FOLLOWING your coverage of the objections to Sainsbury's licence application at Coten End in Warwick (Courier, last week), I would like to add my comments.
Last year this site was sold to developers who applied for planning permission for a mixed development of retails units with ten apartments above, with no mention of a supermarket. This was approved by the planning committee. Work commenced in Januar
y.
Sainsbury's later acquired a massive triple unit, together with an automatic 24/7 trading licence. Neither the Warwick District Council planning committee nor the public were consulted. No site notices were ever displayed.

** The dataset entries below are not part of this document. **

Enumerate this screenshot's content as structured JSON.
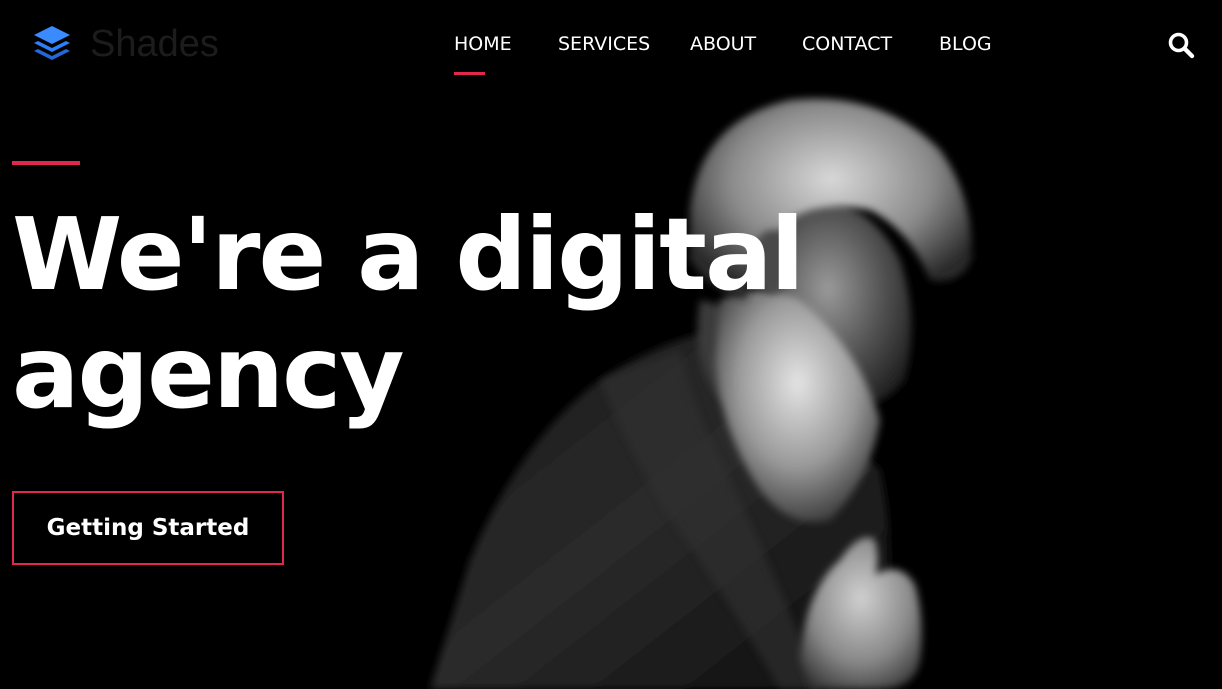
{
  "brand": {
    "name": "Shades",
    "logo_icon": "stacked-layers-icon",
    "logo_color": "#2d7ff9"
  },
  "nav": {
    "items": [
      {
        "label": "HOME",
        "active": true
      },
      {
        "label": "SERVICES",
        "active": false
      },
      {
        "label": "ABOUT",
        "active": false
      },
      {
        "label": "CONTACT",
        "active": false
      },
      {
        "label": "BLOG",
        "active": false
      }
    ],
    "search_icon": "search-icon"
  },
  "hero": {
    "headline": "We're a digital agency",
    "cta_label": "Getting Started",
    "background_image": "bearded-man-portrait-photo"
  },
  "colors": {
    "accent": "#e0284f",
    "background": "#000000",
    "text": "#ffffff"
  }
}
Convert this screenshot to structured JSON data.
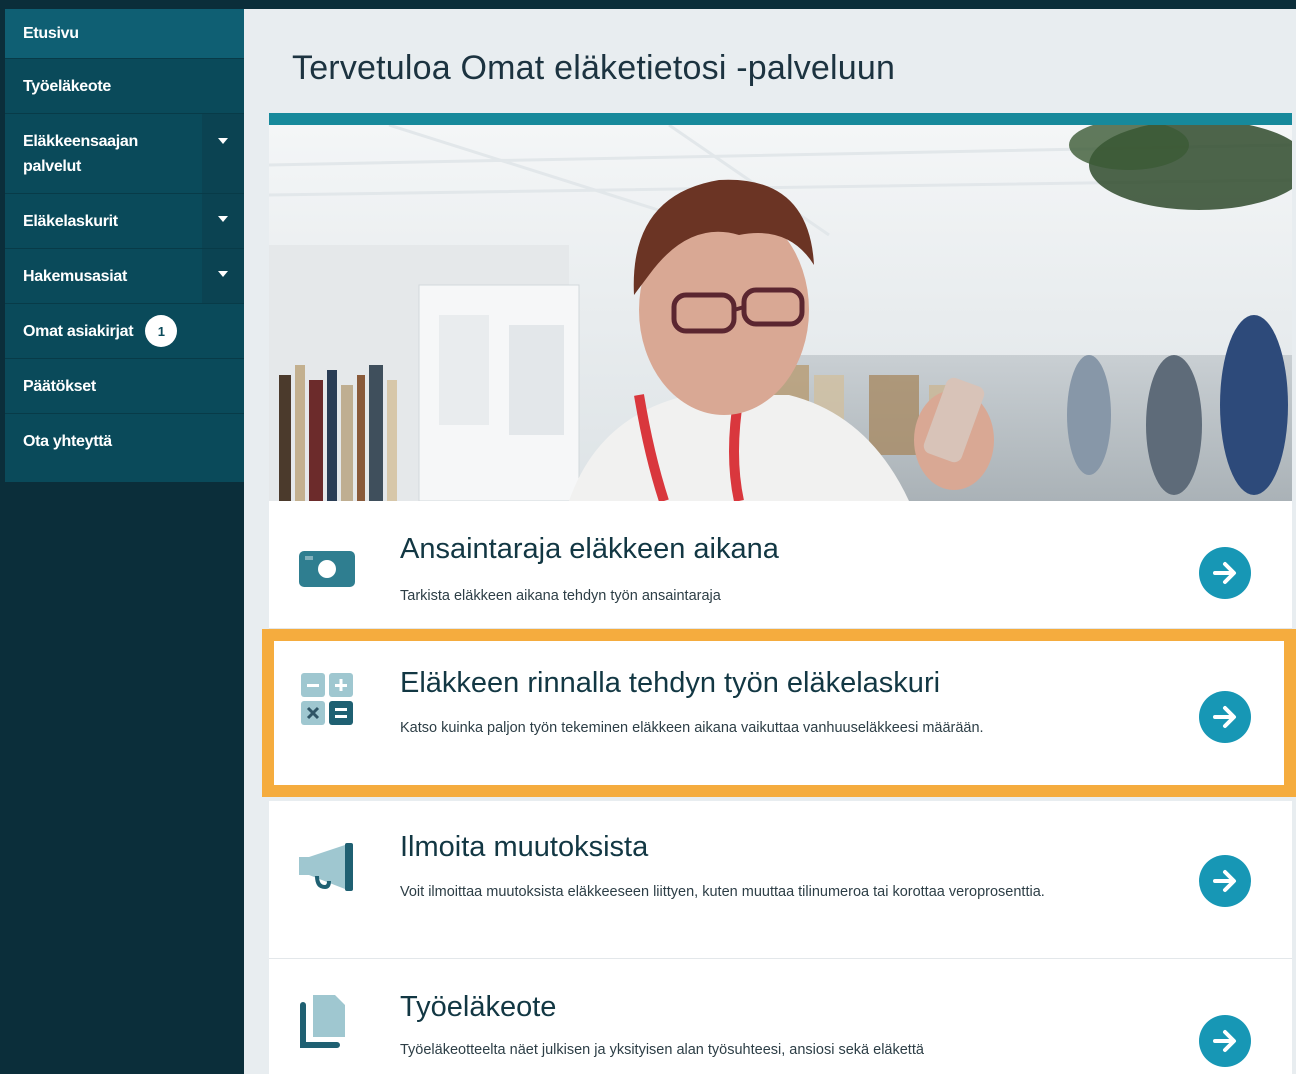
{
  "sidebar": {
    "items": [
      {
        "label": "Etusivu",
        "active": true
      },
      {
        "label": "Työeläkeote"
      },
      {
        "label_line1": "Eläkkeensaajan",
        "label_line2": "palvelut",
        "expandable": true
      },
      {
        "label": "Eläkelaskurit",
        "expandable": true
      },
      {
        "label": "Hakemusasiat",
        "expandable": true
      },
      {
        "label": "Omat asiakirjat",
        "badge": "1"
      },
      {
        "label": "Päätökset"
      },
      {
        "label": "Ota yhteyttä"
      }
    ]
  },
  "page": {
    "title": "Tervetuloa Omat eläketietosi -palveluun"
  },
  "cards": [
    {
      "title": "Ansaintaraja eläkkeen aikana",
      "desc": "Tarkista eläkkeen aikana tehdyn työn ansaintaraja",
      "icon": "money-icon"
    },
    {
      "title": "Eläkkeen rinnalla tehdyn työn eläkelaskuri",
      "desc": "Katso kuinka paljon työn tekeminen eläkkeen aikana vaikuttaa vanhuuseläkkeesi määrään.",
      "icon": "calculator-icon"
    },
    {
      "title": "Ilmoita muutoksista",
      "desc": "Voit ilmoittaa muutoksista eläkkeeseen liittyen, kuten muuttaa tilinumeroa tai korottaa veroprosenttia.",
      "icon": "megaphone-icon"
    },
    {
      "title": "Työeläkeote",
      "desc": "Työeläkeotteelta näet julkisen ja yksityisen alan työsuhteesi, ansiosi sekä eläkettä",
      "icon": "documents-icon"
    }
  ],
  "colors": {
    "sidebar_bg": "#0a4a5a",
    "accent": "#17899b",
    "arrow": "#1797b5",
    "highlight": "#f5ac3e"
  }
}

None appeared in the case file at the council offices.
Their original application for a drinks licence from 6am to midnight has since been changed to 7am to 11pm following an adjournment of the hearing of objections due to insufficient notice. The deadline for written objections is now August 20.

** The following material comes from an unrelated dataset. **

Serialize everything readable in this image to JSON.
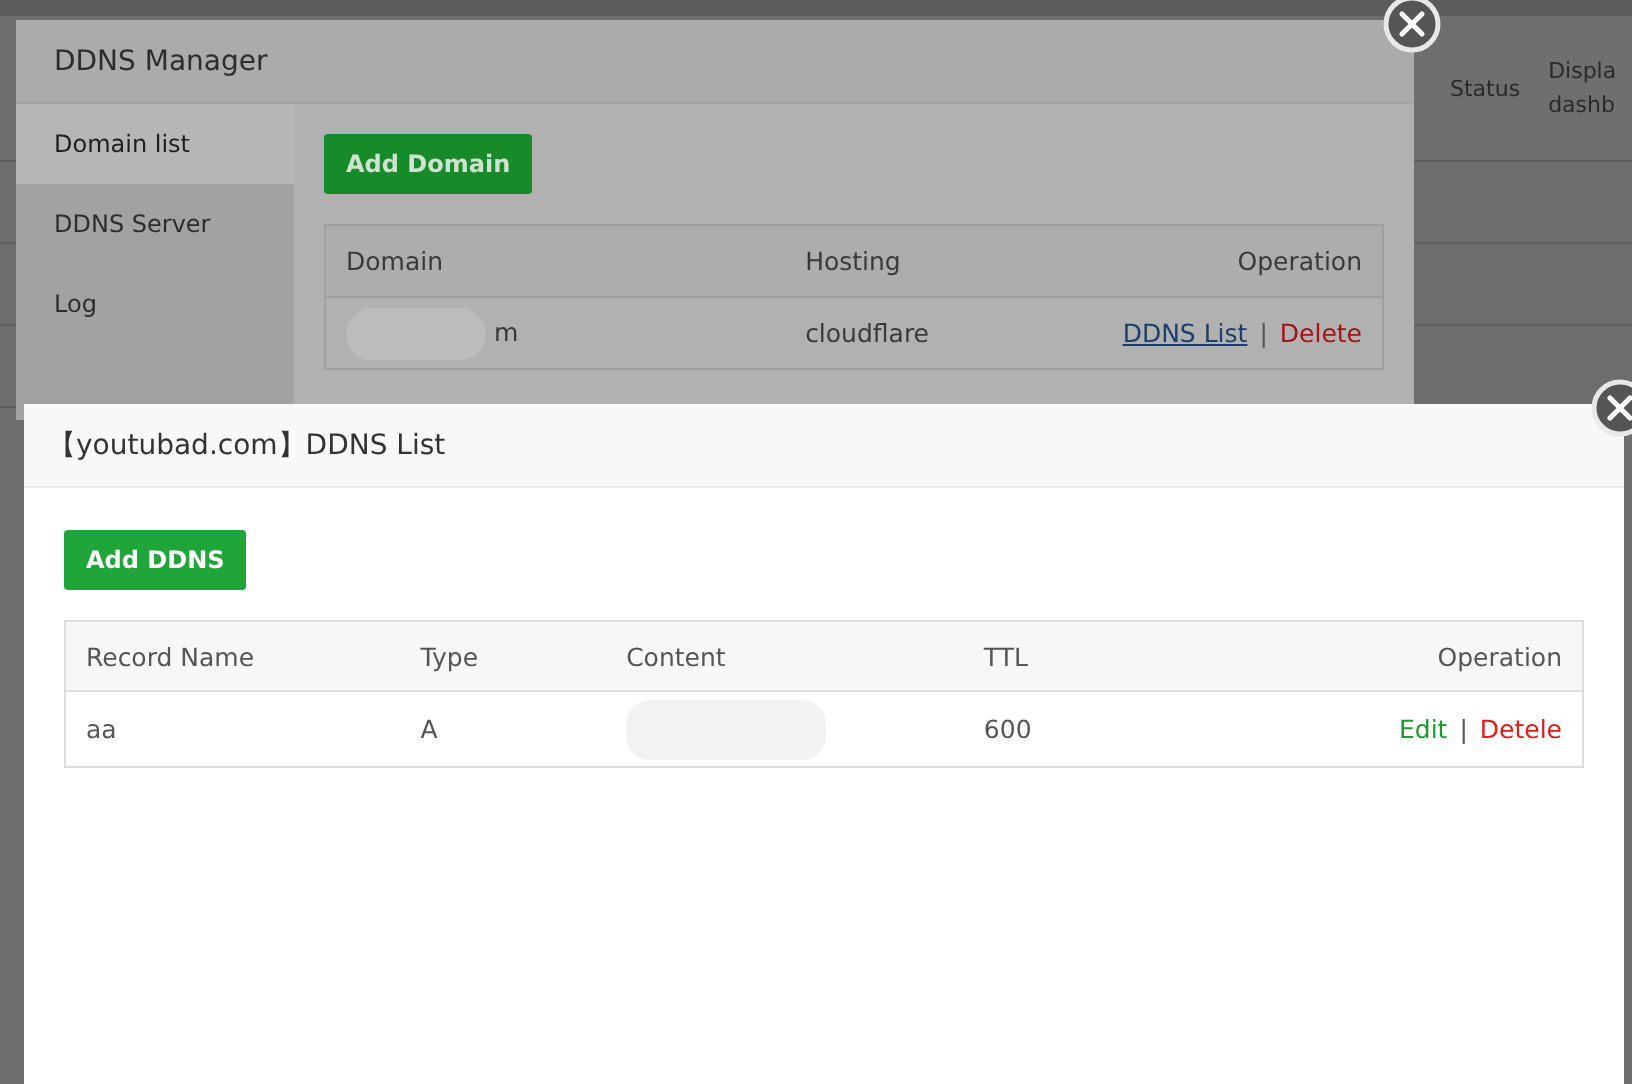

In the light of the national concern about binge drinking and its association with violence and street crime, and the fact that the proposed Lidl supermarket in Myton Road only recently received planning consent subject to its trading hours being confined to 8am to 9pm weekdays and 10am to 4pm on Sundays, I see no reason why Sainsbury's should be afforded special consideration.
Furthermore, I would be very concerned were the council to approve this present application, as I believe that it would indicate a marked absence of a sense of social responsibility by all parties.
Should the inevitable problems arise as a result of a late licence, the police would be powerless to act until after the event - and only if the residents complain about noise and disturbance. This then becomes an environmental health infraction, and not a police issue.
By then it is too little and too late. - John Stevens, Emscote Road, Warwick.